愛知県地方在住。司法書士のこととか。いとう司法書士事務所(http://www.itou-legal.com/)

婚外子の相続問題と可分債権

法務省民法の一部が改正されました
http://www.moj.go.jp/MINJI/minji07_00143.html

もう有名すぎる最高裁決定です。不動産登記処理をどう扱うかの先例も昨年出されましたが、以外と語られないのが、相続財産に可分債権があった場合のことです。司法書士試験関係のブログを読んでても見かけないので、あまり重要ではないのかもしれませんが…


まず、前提の問題として、可分債権(金銭の支払請求権のような分割できる債権)については、遺産分割の対象とはなりません。遺産分割手続を経なくても、法律上当然分割され、各共同相続人がその相続分に応じて権利を承継することになるからです。

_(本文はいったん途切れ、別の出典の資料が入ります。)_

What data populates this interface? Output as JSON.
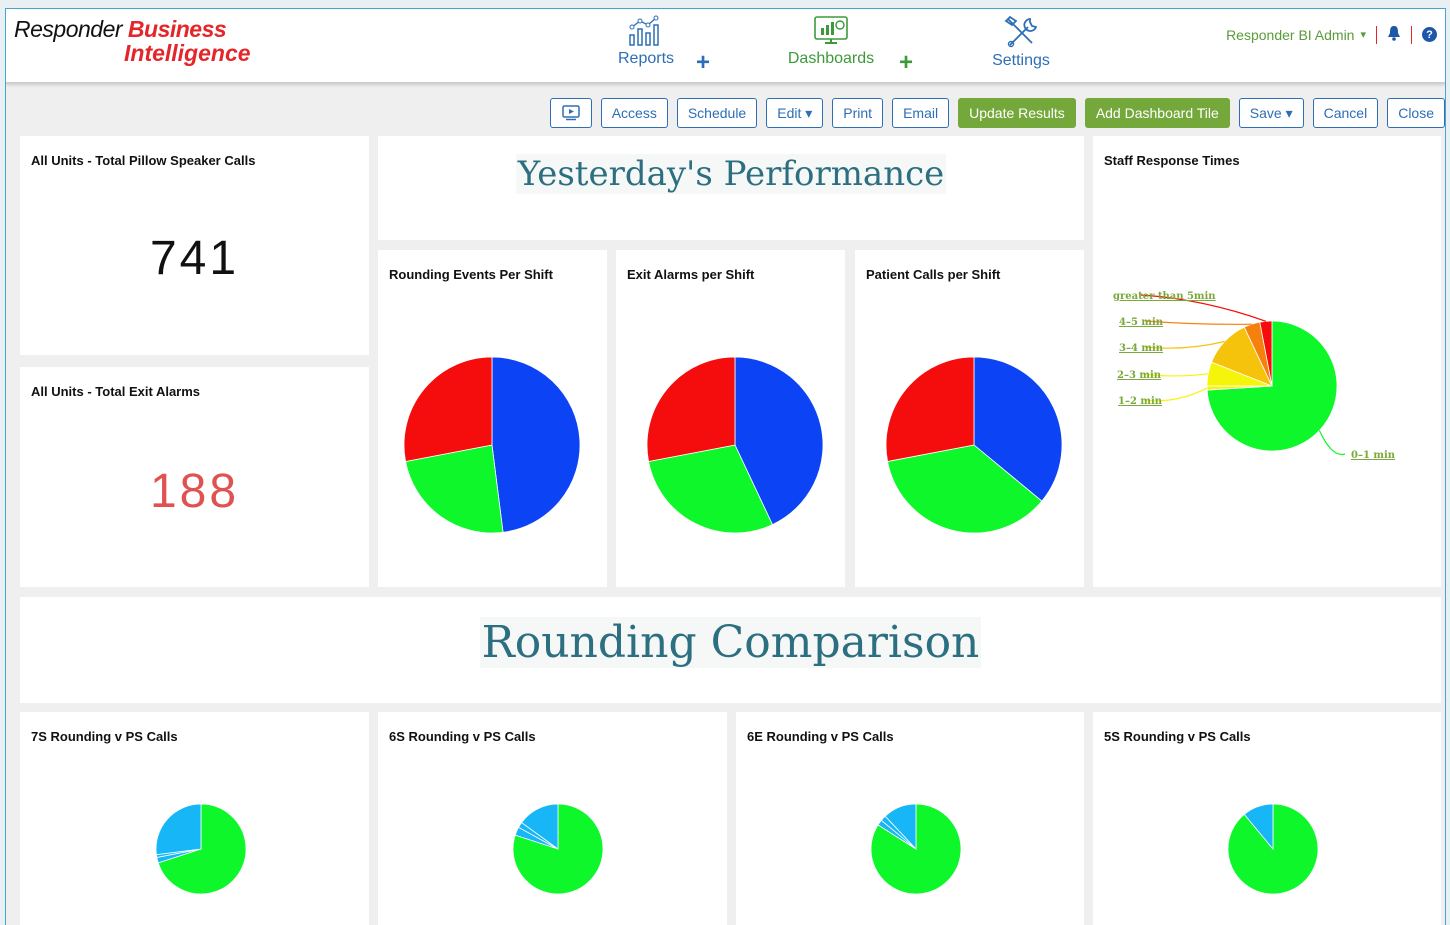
{
  "app": {
    "logo_part1": "Responder",
    "logo_part2": "Business",
    "logo_part3": "Intelligence"
  },
  "nav": {
    "reports": "Reports",
    "dashboards": "Dashboards",
    "settings": "Settings",
    "plus_symbol": "+"
  },
  "user": {
    "name": "Responder BI Admin",
    "caret": "▾",
    "bell": "🔔",
    "help": "?"
  },
  "toolbar": {
    "access": "Access",
    "schedule": "Schedule",
    "edit": "Edit ▾",
    "print": "Print",
    "email": "Email",
    "update": "Update Results",
    "add_tile": "Add Dashboard Tile",
    "save": "Save ▾",
    "cancel": "Cancel",
    "close": "Close"
  },
  "tiles": {
    "pillow_title": "All Units - Total Pillow Speaker Calls",
    "pillow_value": "741",
    "exit_title": "All Units - Total Exit Alarms",
    "exit_value": "188",
    "yesterday_heading": "Yesterday's Performance",
    "rounding_heading": "Rounding Comparison",
    "rounding_events_title": "Rounding Events Per Shift",
    "exit_shift_title": "Exit Alarms per Shift",
    "patient_calls_title": "Patient Calls per Shift",
    "staff_response_title": "Staff Response Times",
    "r7s_title": "7S Rounding v PS Calls",
    "r6s_title": "6S Rounding v PS Calls",
    "r6e_title": "6E Rounding v PS Calls",
    "r5s_title": "5S Rounding v PS Calls"
  },
  "colors": {
    "blue": "#0c44f5",
    "green": "#0df72a",
    "red": "#f50c0c",
    "lightblue": "#17b6f7",
    "gold": "#f5c20c",
    "yellow": "#f5f50c",
    "orange": "#f5800c",
    "black": "#111111",
    "pillow_value": "#111111",
    "exit_value": "#e05252"
  },
  "chart_data": [
    {
      "type": "pie",
      "name": "rounding-events",
      "values": [
        0.48,
        0.24,
        0.28
      ],
      "colors": [
        "blue",
        "green",
        "red"
      ]
    },
    {
      "type": "pie",
      "name": "exit-alarms",
      "values": [
        0.43,
        0.29,
        0.28
      ],
      "colors": [
        "blue",
        "green",
        "red"
      ]
    },
    {
      "type": "pie",
      "name": "patient-calls",
      "values": [
        0.36,
        0.36,
        0.28
      ],
      "colors": [
        "blue",
        "green",
        "red"
      ]
    },
    {
      "type": "pie",
      "name": "staff-response",
      "categories": [
        "0-1 min",
        "1-2 min",
        "2-3 min",
        "3-4 min",
        "4-5 min",
        "greater than 5min"
      ],
      "labels": [
        "0–1 min",
        "1–2 min",
        "2–3 min",
        "3–4 min",
        "4–5 min",
        "greater than 5min"
      ],
      "values": [
        0.74,
        0.01,
        0.06,
        0.12,
        0.04,
        0.03
      ],
      "colors": [
        "green",
        "yellow",
        "yellow",
        "gold",
        "orange",
        "red"
      ]
    },
    {
      "type": "pie",
      "name": "7s",
      "values": [
        0.7,
        0.02,
        0.01,
        0.27
      ],
      "colors": [
        "green",
        "lightblue",
        "lightblue",
        "lightblue"
      ]
    },
    {
      "type": "pie",
      "name": "6s",
      "values": [
        0.8,
        0.03,
        0.02,
        0.15
      ],
      "colors": [
        "green",
        "lightblue",
        "lightblue",
        "lightblue"
      ]
    },
    {
      "type": "pie",
      "name": "6e",
      "values": [
        0.84,
        0.02,
        0.02,
        0.12
      ],
      "colors": [
        "green",
        "lightblue",
        "lightblue",
        "lightblue"
      ]
    },
    {
      "type": "pie",
      "name": "5s",
      "values": [
        0.89,
        0.11
      ],
      "colors": [
        "green",
        "lightblue"
      ]
    }
  ]
}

この判例は昭和29年4月8日の有名すぎる判例で、司法書士試験でも重要です。
cf.http://www.courts.go.jp/search/jhsp0030?hanreiid=56093&hanreiKbn=02

さて、今回の最高裁決定では「遅くとも平成13年7月においては違憲であった」と述べられています。なので、平成13年7月1日以降に発生した相続については、何かしら考慮しなければならないところ、旧民法を前提としてされた遺産の分割の審判その他の裁判,遺産の分割の協議その他の合意等により確定的なものとなった法律関係に影響を及ぼすものではない、と判示しています。

この「確定的なものとなった法律関係」というのが何とも分かりにくい・・・。

上記の考えを推し進めるとなると、可分債権は法律上当然に、各共同相続人がその相続分に応じて権利を承継することになるのなら、平成13年7月1日以降の相続について影響を及ぼしいそうです。
しかし、民法の一部改正は「この法律による改正後の第九百条の規定は、平成二十五年九月五日以後に開始した相続について適用する」とあるので、平成13年7月1日まで遡及しません。

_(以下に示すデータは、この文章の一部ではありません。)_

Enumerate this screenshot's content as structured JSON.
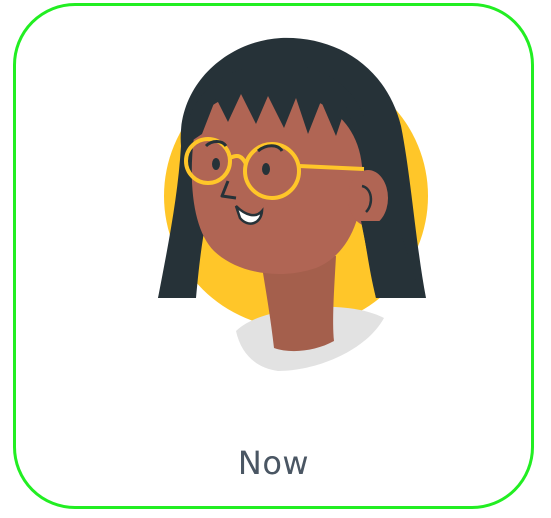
{
  "card": {
    "label": "Now",
    "avatar_icon": "woman-with-glasses-avatar-icon",
    "border_color": "#22ee22",
    "label_color": "#4a5663"
  }
}
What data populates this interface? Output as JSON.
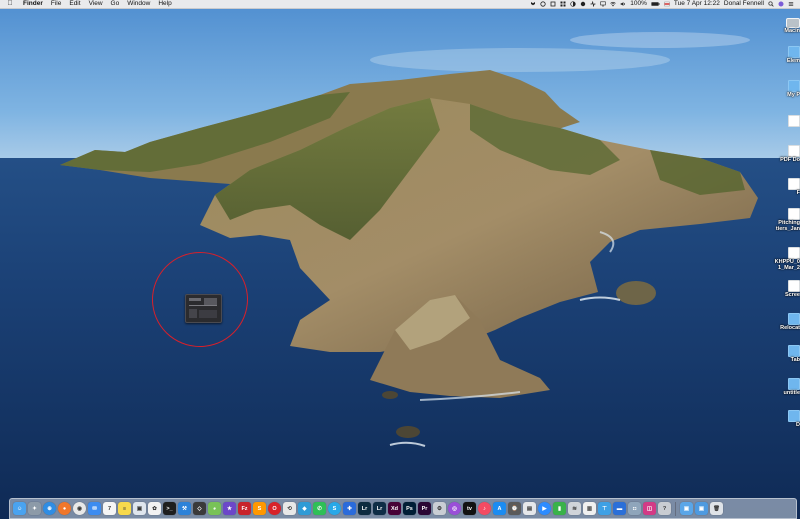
{
  "menubar": {
    "apple_icon": "apple-logo-icon",
    "app_name": "Finder",
    "menus": [
      "File",
      "Edit",
      "View",
      "Go",
      "Window",
      "Help"
    ],
    "battery": "100%",
    "datetime": "Tue 7 Apr  12:22",
    "user": "Donal Fennell"
  },
  "desktop_icons": [
    {
      "label": "Macin",
      "kind": "drive"
    },
    {
      "label": "Elem",
      "kind": "folder"
    },
    {
      "label": "My P",
      "kind": "folder"
    },
    {
      "label": "",
      "kind": "doc"
    },
    {
      "label": "PDF Do",
      "kind": "doc"
    },
    {
      "label": "F",
      "kind": "doc"
    },
    {
      "label": "Pitching\ntiers_Jan",
      "kind": "doc"
    },
    {
      "label": "KHPPU_0\n1_Mar_2",
      "kind": "doc"
    },
    {
      "label": "Scree",
      "kind": "doc"
    },
    {
      "label": "Relocat",
      "kind": "folder"
    },
    {
      "label": "Tab",
      "kind": "folder"
    },
    {
      "label": "untitle",
      "kind": "folder"
    },
    {
      "label": "D",
      "kind": "folder"
    }
  ],
  "dock": {
    "apps": [
      {
        "name": "finder",
        "color": "#4aa3f0",
        "glyph": "☺"
      },
      {
        "name": "launchpad",
        "color": "#8c9aa8",
        "glyph": "✦"
      },
      {
        "name": "safari",
        "color": "#2f8de4",
        "glyph": "⊕"
      },
      {
        "name": "firefox",
        "color": "#f0772b",
        "glyph": "●"
      },
      {
        "name": "chrome",
        "color": "#e8e8e8",
        "glyph": "◉"
      },
      {
        "name": "mail",
        "color": "#3d8cf0",
        "glyph": "✉"
      },
      {
        "name": "calendar",
        "color": "#f5f5f5",
        "glyph": "7"
      },
      {
        "name": "notes",
        "color": "#f7d94c",
        "glyph": "≡"
      },
      {
        "name": "preview",
        "color": "#dfe6ee",
        "glyph": "▣"
      },
      {
        "name": "photos",
        "color": "#f2f2f2",
        "glyph": "✿"
      },
      {
        "name": "terminal",
        "color": "#1e1e1e",
        "glyph": ">_"
      },
      {
        "name": "xcode",
        "color": "#2c82d9",
        "glyph": "⚒"
      },
      {
        "name": "unity",
        "color": "#3a3a3a",
        "glyph": "◇"
      },
      {
        "name": "android-studio",
        "color": "#78c257",
        "glyph": "◕"
      },
      {
        "name": "imovie",
        "color": "#6c47c9",
        "glyph": "★"
      },
      {
        "name": "filezilla",
        "color": "#c8232c",
        "glyph": "Fz"
      },
      {
        "name": "sublime",
        "color": "#ff9800",
        "glyph": "S"
      },
      {
        "name": "opera",
        "color": "#d8232a",
        "glyph": "O"
      },
      {
        "name": "git-app",
        "color": "#e8e8e8",
        "glyph": "⟲"
      },
      {
        "name": "colour-app",
        "color": "#2f9bd6",
        "glyph": "◆"
      },
      {
        "name": "whatsapp",
        "color": "#2fbf57",
        "glyph": "✆"
      },
      {
        "name": "skype",
        "color": "#28a8e8",
        "glyph": "S"
      },
      {
        "name": "blue-app",
        "color": "#2a6bdb",
        "glyph": "✚"
      },
      {
        "name": "lightroom-classic",
        "color": "#0d2b40",
        "glyph": "Lr"
      },
      {
        "name": "lightroom",
        "color": "#0e2d46",
        "glyph": "Lr"
      },
      {
        "name": "adobe-xd",
        "color": "#470137",
        "glyph": "Xd"
      },
      {
        "name": "photoshop",
        "color": "#001e36",
        "glyph": "Ps"
      },
      {
        "name": "premiere",
        "color": "#2a0634",
        "glyph": "Pr"
      },
      {
        "name": "gear-app",
        "color": "#c9ced4",
        "glyph": "⚙"
      },
      {
        "name": "podcasts",
        "color": "#9a4fd8",
        "glyph": "◎"
      },
      {
        "name": "apple-tv",
        "color": "#111111",
        "glyph": "tv"
      },
      {
        "name": "music",
        "color": "#f44b63",
        "glyph": "♪"
      },
      {
        "name": "app-store",
        "color": "#1b8cf2",
        "glyph": "A"
      },
      {
        "name": "screen-time",
        "color": "#5a5a5a",
        "glyph": "⌚"
      },
      {
        "name": "printer",
        "color": "#e5e7ea",
        "glyph": "▤"
      },
      {
        "name": "zoom",
        "color": "#2d8cff",
        "glyph": "▶"
      },
      {
        "name": "green-app",
        "color": "#39b24a",
        "glyph": "▮"
      },
      {
        "name": "wifi-util",
        "color": "#d0d4d9",
        "glyph": "≋"
      },
      {
        "name": "stats-app",
        "color": "#f0f0f0",
        "glyph": "▥"
      },
      {
        "name": "desk-app",
        "color": "#3ea0e5",
        "glyph": "⊤"
      },
      {
        "name": "keynote",
        "color": "#2b6fd8",
        "glyph": "▬"
      },
      {
        "name": "image-capture",
        "color": "#8fa5bb",
        "glyph": "◘"
      },
      {
        "name": "pink-app",
        "color": "#d33a86",
        "glyph": "◫"
      },
      {
        "name": "help-app",
        "color": "#c8ccd2",
        "glyph": "?"
      }
    ],
    "recent": [
      {
        "name": "blue-window-a",
        "color": "#5aa6e8",
        "glyph": "▣"
      },
      {
        "name": "blue-window-b",
        "color": "#4e9ae0",
        "glyph": "▣"
      },
      {
        "name": "trash",
        "color": "#dfe3e8",
        "glyph": "🗑"
      }
    ]
  },
  "colors": {
    "annotation": "#d8202a",
    "sky": "#6aa6d9",
    "sea": "#17386a"
  }
}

そこで、可分債権については、「相続が開始されただけでは「確定的なものとなった法律関係」には当たらない。少なくとも相続人全員が相続分による払戻しを完了した場合には、その可分債権については「確定的なものとなった法律関係」に当たると考えられる」という事になったようです。


このへんの論点は、もう少し時間がたてば整理されてくるかと思いますので、注目して待ちたいと思います。多分、今年の試験には出題されないと思います。